Dakota
A poem of protest
How beautiful must the world be to make me stop and notice I am a narcissist? I’m so far away from the plains, the rolling weeds and sagebrush, dirt-dry plateaus cracked like ancient faces. I’m so far away from open fields stretched equidistant to every inch of the empty and aubergine horizon; the sky seems endless as a child’s imagination, white puffy clouds like floating castles turning purple and gray along the dust bowl rim, with rain shaft ropes tethering those mountainous zeppelins to the Earth.
How beautiful must the world be to make me care about the future my children will live to see? Some hold onto hope like eagle feathers in their hands, have seen the stars through a portal of smoke cloaked in a buffalo’s hide. They have stood for centuries at the edge of a graveyard, watching the white man dig more holes.

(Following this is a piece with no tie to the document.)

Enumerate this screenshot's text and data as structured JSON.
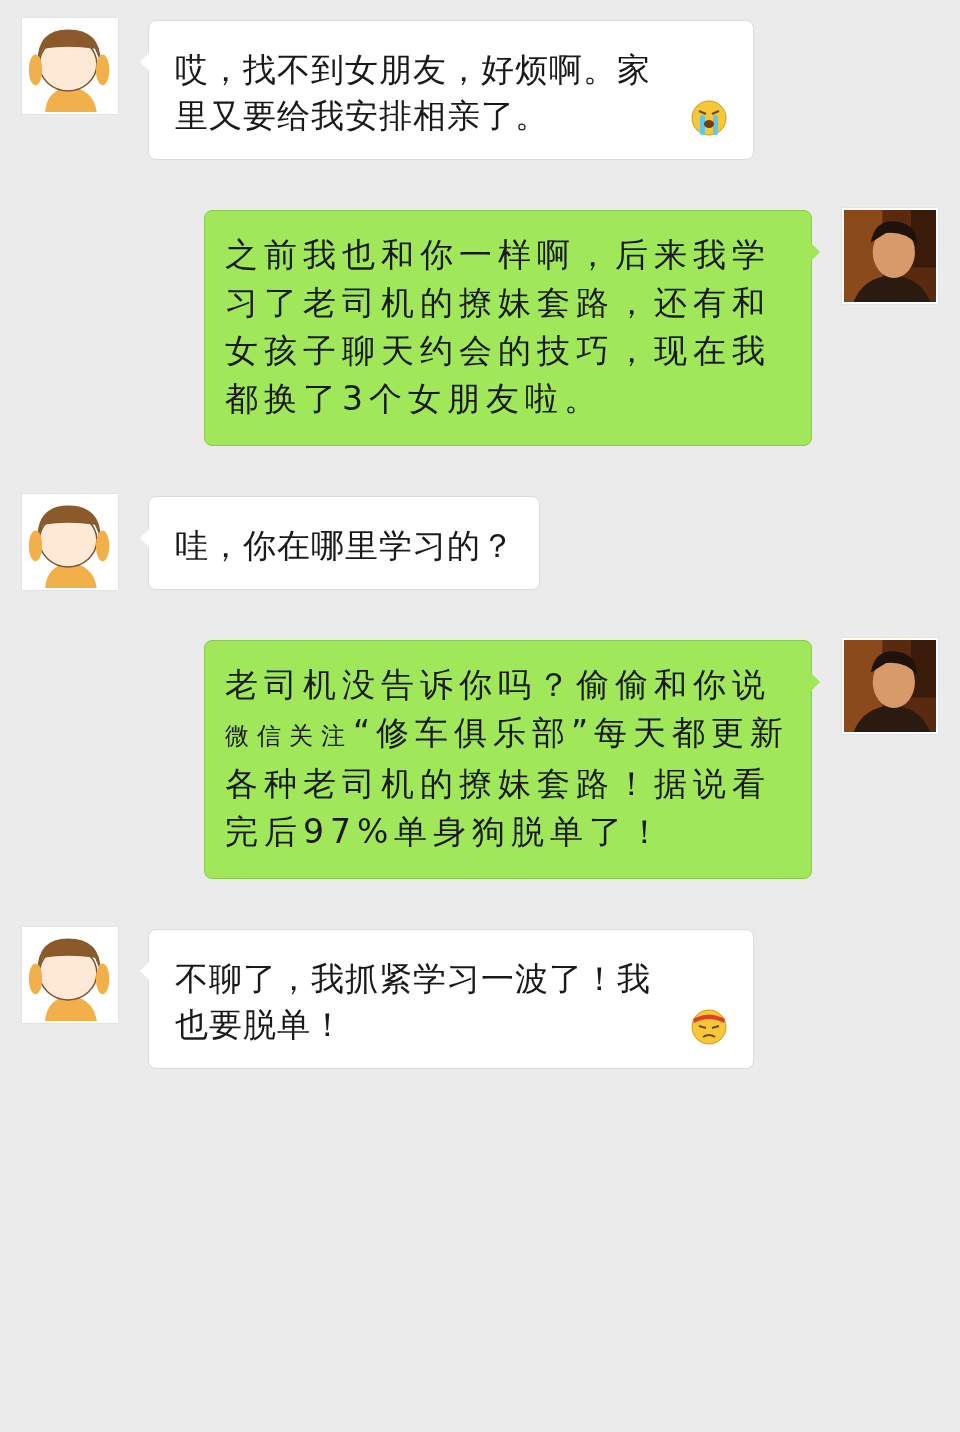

How beautiful must the world be to make me want to live here inside its nebular womb? With every breath, the timeline of existence shrinks backward one step. In my heart, I could wear a headdress, I could smell the burnt leaves wafting like spirits around my skull, like voices turned to ashes swirling and sticking to my tongue. I could sing songs around the fire in a language I never learned.
How beautiful must the world be that I shut off these engines of dinosaur teeth, that I throw my hardhat to the ground and climb down from my mechanical cage, that I brush the crushed grit from my jeans and embrace the joyful tears streaming down my face with so many arms around me, welcoming me home like a long lost son, turning to stand in line against something as intangible as time?
How beautiful must the world be that I admit I’ve always been wrong about everything I’ve ever believed? This world must be beautiful, with its birds, its light-flickered murmurations, its ponds with surfaces kissed by hungry fish mouths catching flies. It’s a beauty that never asks to be observed, and that is just what makes it so irreplaceable.